One of the best specimens to keep in captivity is Hippocampus kuda.  It has many common names, such as lined seahorse, Pacific seahorse, and many others.  They reach an adult size of 10 inches from nose to tail.  In nature they will assume various color morphs ranging from black, brown, yellow to even red.  H. kuda comes from the Indo-Pacific ocean area and is found among the coral skeletons and seaweeds. They have an affinity for the algae Caulerpa.  As fish, they do have a backbone and are vertebrates, even though close observation may not suggest this.

Seahorses are not very active fish, so must be kept in an aquarium that has a light to moderate water flow.  We never want to make them cling to their coral branch for fear of being blasted across the tank!  Live rock is a must, as is a dee sand bed.  Seahorses will always enjoy the extra meal provided by copepods, and gammarus found in good live rock and healthy sand beds.  Another factor to consider is filtration.  Seahorses do not tolerate poor water quality, so they must be housed in a stable, well establsihed system, and are definitely NOT suitable for new tanks.  One of the problems with smaller seashorses is that they mistake small air bubbles for food. So any skimmers or pumps that produce air bubbles must be checked before that water returns to aquarium.

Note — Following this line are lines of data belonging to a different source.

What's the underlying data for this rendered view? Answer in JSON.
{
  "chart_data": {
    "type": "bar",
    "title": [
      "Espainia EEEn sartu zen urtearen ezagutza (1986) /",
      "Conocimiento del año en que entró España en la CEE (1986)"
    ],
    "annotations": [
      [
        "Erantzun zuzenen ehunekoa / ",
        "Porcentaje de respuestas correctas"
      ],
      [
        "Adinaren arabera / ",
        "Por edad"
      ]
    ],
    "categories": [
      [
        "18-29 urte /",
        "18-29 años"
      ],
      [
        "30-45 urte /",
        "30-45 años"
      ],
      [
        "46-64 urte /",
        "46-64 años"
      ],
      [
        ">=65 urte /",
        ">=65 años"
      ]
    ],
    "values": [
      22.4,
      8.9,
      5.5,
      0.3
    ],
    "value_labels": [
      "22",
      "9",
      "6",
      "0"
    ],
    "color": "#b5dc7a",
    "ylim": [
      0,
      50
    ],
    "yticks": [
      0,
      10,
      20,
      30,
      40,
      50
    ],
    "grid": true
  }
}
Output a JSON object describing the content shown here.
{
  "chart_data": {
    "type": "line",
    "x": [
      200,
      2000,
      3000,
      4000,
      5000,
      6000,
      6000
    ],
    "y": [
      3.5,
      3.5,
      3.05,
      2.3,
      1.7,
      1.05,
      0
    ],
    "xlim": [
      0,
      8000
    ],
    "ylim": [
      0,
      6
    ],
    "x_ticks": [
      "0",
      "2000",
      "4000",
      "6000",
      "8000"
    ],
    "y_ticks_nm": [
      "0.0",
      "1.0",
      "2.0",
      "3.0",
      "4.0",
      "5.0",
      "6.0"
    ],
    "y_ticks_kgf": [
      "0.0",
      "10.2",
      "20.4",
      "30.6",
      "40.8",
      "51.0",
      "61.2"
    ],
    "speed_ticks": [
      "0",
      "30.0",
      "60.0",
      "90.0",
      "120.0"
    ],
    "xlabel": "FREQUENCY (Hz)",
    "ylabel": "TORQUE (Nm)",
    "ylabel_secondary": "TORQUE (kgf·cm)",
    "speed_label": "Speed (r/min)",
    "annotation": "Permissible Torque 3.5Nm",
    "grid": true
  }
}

As mentioned, their diet can incorporate live adult Artemia, also known as brine shrimp.  I like to soak mine in Super Selco to further enrich it with fatty acids and vitamins.  I also feed rotifers, and Mysis shrip, both of which can be cultured.  For some of my larger specimens, I feed an occaisional live guppy, just born of course, since seahorses have such tiny mouths.  Eventually you may be fortunate to have your seahorse eat frozen foods. Some of mine will eat chopped krill, but other will only take live foods, so it’s a not a guarantee.

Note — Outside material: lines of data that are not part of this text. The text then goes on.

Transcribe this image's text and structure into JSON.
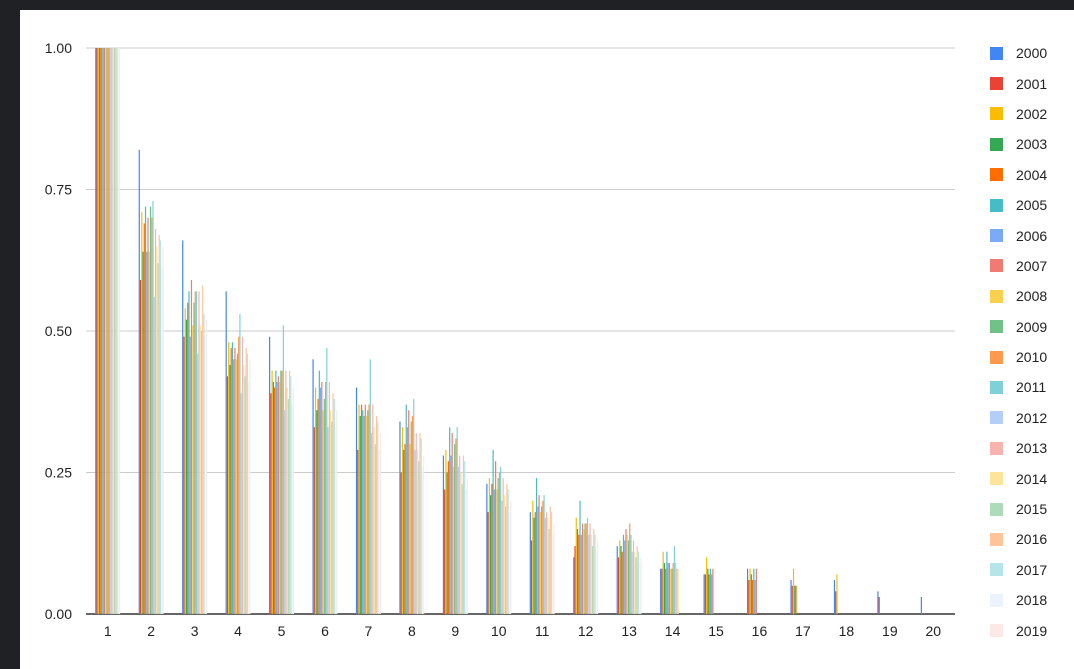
{
  "chart_data": {
    "type": "bar",
    "title": "",
    "xlabel": "",
    "ylabel": "",
    "ylim": [
      0,
      1
    ],
    "yticks": [
      "0.00",
      "0.25",
      "0.50",
      "0.75",
      "1.00"
    ],
    "grid": true,
    "legend_position": "right",
    "categories": [
      "1",
      "2",
      "3",
      "4",
      "5",
      "6",
      "7",
      "8",
      "9",
      "10",
      "11",
      "12",
      "13",
      "14",
      "15",
      "16",
      "17",
      "18",
      "19",
      "20"
    ],
    "series": [
      {
        "name": "2000",
        "color": "#4285f4",
        "values": [
          1,
          0.82,
          0.66,
          0.57,
          0.49,
          0.45,
          0.4,
          0.34,
          0.28,
          0.23,
          0.18,
          0.1,
          0.12,
          0.08,
          0.07,
          0.08,
          0.06,
          0.06,
          0.04,
          0.03
        ]
      },
      {
        "name": "2001",
        "color": "#ea4335",
        "values": [
          1,
          0.59,
          0.49,
          0.42,
          0.39,
          0.33,
          0.29,
          0.25,
          0.22,
          0.18,
          0.13,
          0.12,
          0.1,
          0.08,
          0.07,
          0.06,
          0.05,
          0.04,
          0.03,
          0
        ]
      },
      {
        "name": "2002",
        "color": "#fbbc04",
        "values": [
          1,
          0.71,
          0.54,
          0.48,
          0.43,
          0.4,
          0.37,
          0.33,
          0.29,
          0.24,
          0.2,
          0.17,
          0.13,
          0.11,
          0.1,
          0.08,
          0.08,
          0.07,
          0,
          0
        ]
      },
      {
        "name": "2003",
        "color": "#34a853",
        "values": [
          1,
          0.64,
          0.52,
          0.44,
          0.41,
          0.36,
          0.35,
          0.29,
          0.25,
          0.21,
          0.17,
          0.15,
          0.12,
          0.09,
          0.08,
          0.07,
          0.05,
          0,
          0,
          0
        ]
      },
      {
        "name": "2004",
        "color": "#ff6d01",
        "values": [
          1,
          0.69,
          0.55,
          0.47,
          0.4,
          0.38,
          0.37,
          0.3,
          0.27,
          0.23,
          0.18,
          0.14,
          0.11,
          0.08,
          0.07,
          0.06,
          0.05,
          0,
          0,
          0
        ]
      },
      {
        "name": "2005",
        "color": "#46bdc6",
        "values": [
          1,
          0.72,
          0.57,
          0.48,
          0.43,
          0.43,
          0.36,
          0.37,
          0.33,
          0.29,
          0.24,
          0.2,
          0.14,
          0.11,
          0.08,
          0.08,
          0,
          0,
          0,
          0
        ]
      },
      {
        "name": "2006",
        "color": "#7baaf7",
        "values": [
          1,
          0.64,
          0.49,
          0.45,
          0.41,
          0.4,
          0.35,
          0.33,
          0.28,
          0.22,
          0.19,
          0.14,
          0.13,
          0.09,
          0.07,
          0.06,
          0,
          0,
          0,
          0
        ]
      },
      {
        "name": "2007",
        "color": "#f07b72",
        "values": [
          1,
          0.7,
          0.59,
          0.47,
          0.42,
          0.41,
          0.37,
          0.36,
          0.32,
          0.27,
          0.21,
          0.16,
          0.15,
          0.09,
          0.08,
          0.08,
          0,
          0,
          0,
          0
        ]
      },
      {
        "name": "2008",
        "color": "#fcd04f",
        "values": [
          1,
          0.64,
          0.51,
          0.45,
          0.41,
          0.36,
          0.35,
          0.3,
          0.26,
          0.22,
          0.18,
          0.15,
          0.14,
          0.08,
          0,
          0,
          0,
          0,
          0,
          0
        ]
      },
      {
        "name": "2009",
        "color": "#71c287",
        "values": [
          1,
          0.72,
          0.55,
          0.46,
          0.43,
          0.38,
          0.36,
          0.34,
          0.3,
          0.24,
          0.19,
          0.16,
          0.13,
          0.08,
          0,
          0,
          0,
          0,
          0,
          0
        ]
      },
      {
        "name": "2010",
        "color": "#ff994d",
        "values": [
          1,
          0.7,
          0.57,
          0.49,
          0.43,
          0.41,
          0.37,
          0.35,
          0.31,
          0.25,
          0.2,
          0.16,
          0.16,
          0.09,
          0,
          0,
          0,
          0,
          0,
          0
        ]
      },
      {
        "name": "2011",
        "color": "#7ed1d7",
        "values": [
          1,
          0.73,
          0.57,
          0.53,
          0.51,
          0.47,
          0.45,
          0.38,
          0.33,
          0.26,
          0.21,
          0.17,
          0.14,
          0.12,
          0,
          0,
          0,
          0,
          0,
          0
        ]
      },
      {
        "name": "2012",
        "color": "#b3cefb",
        "values": [
          1,
          0.56,
          0.46,
          0.39,
          0.36,
          0.33,
          0.32,
          0.29,
          0.26,
          0.2,
          0.17,
          0.14,
          0.11,
          0.09,
          0,
          0,
          0,
          0,
          0,
          0
        ]
      },
      {
        "name": "2013",
        "color": "#f7b4ae",
        "values": [
          1,
          0.68,
          0.57,
          0.49,
          0.43,
          0.41,
          0.37,
          0.32,
          0.28,
          0.24,
          0.18,
          0.16,
          0.13,
          0.08,
          0,
          0,
          0,
          0,
          0,
          0
        ]
      },
      {
        "name": "2014",
        "color": "#fde49b",
        "values": [
          1,
          0.65,
          0.51,
          0.44,
          0.4,
          0.36,
          0.33,
          0.29,
          0.25,
          0.21,
          0.17,
          0.14,
          0.11,
          0.08,
          0,
          0,
          0,
          0,
          0,
          0
        ]
      },
      {
        "name": "2015",
        "color": "#aedcba",
        "values": [
          1,
          0.62,
          0.5,
          0.42,
          0.38,
          0.34,
          0.3,
          0.27,
          0.23,
          0.19,
          0.15,
          0.12,
          0.1,
          0,
          0,
          0,
          0,
          0,
          0,
          0
        ]
      },
      {
        "name": "2016",
        "color": "#ffc599",
        "values": [
          1,
          0.67,
          0.58,
          0.47,
          0.43,
          0.39,
          0.35,
          0.32,
          0.28,
          0.23,
          0.19,
          0.15,
          0.12,
          0,
          0,
          0,
          0,
          0,
          0,
          0
        ]
      },
      {
        "name": "2017",
        "color": "#b5e5e8",
        "values": [
          1,
          0.66,
          0.53,
          0.46,
          0.42,
          0.38,
          0.34,
          0.31,
          0.27,
          0.22,
          0.18,
          0.14,
          0.11,
          0,
          0,
          0,
          0,
          0,
          0,
          0
        ]
      },
      {
        "name": "2018",
        "color": "#ecf3fe",
        "values": [
          1,
          0.61,
          0.49,
          0.41,
          0.37,
          0.33,
          0.29,
          0.26,
          0.22,
          0.18,
          0.14,
          0.11,
          0.09,
          0,
          0,
          0,
          0,
          0,
          0,
          0
        ]
      },
      {
        "name": "2019",
        "color": "#fce8e6",
        "values": [
          1,
          0.65,
          0.52,
          0.45,
          0.4,
          0.36,
          0.32,
          0.28,
          0.24,
          0.2,
          0.16,
          0.13,
          0.1,
          0,
          0,
          0,
          0,
          0,
          0,
          0
        ]
      }
    ]
  }
}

The most bizzare aspect of an already unusual fish is the means of reproduction.  The male seahorses have the babies. Actually, they have a pouch, much like a kangaroo, and the female deposits eggs into this pouch, and the male fertilizes them.  After about 20 days, baby seahorses are born.  This phenomemen is shared only with the cousisn, the pipefish.  Because the babies are so tiny, you must feed newly hatch Artemia nauplii and rotifers.  With daily water changes, and clean cultures, you can have a high survival rate with your young seahorses.  Some of mine have had 60 babies at one time.  Because of their size, its best to raise them in  smaller and separate aquairum.

Mysterious, beatiful and gracefull, all words to describe these creatures.  But again, they ar best enjoyed from a distance at public aquariums.  With all the harvesting of wild seahorses, in some areas populations are crashing, and they are experience critically low numbers in the wild.  For such a magnificent animal, we would not wish to contribute to this downfall.  If you must try seahorses, makesure you are well prepared, and equipped, and use only captive bred seahorses.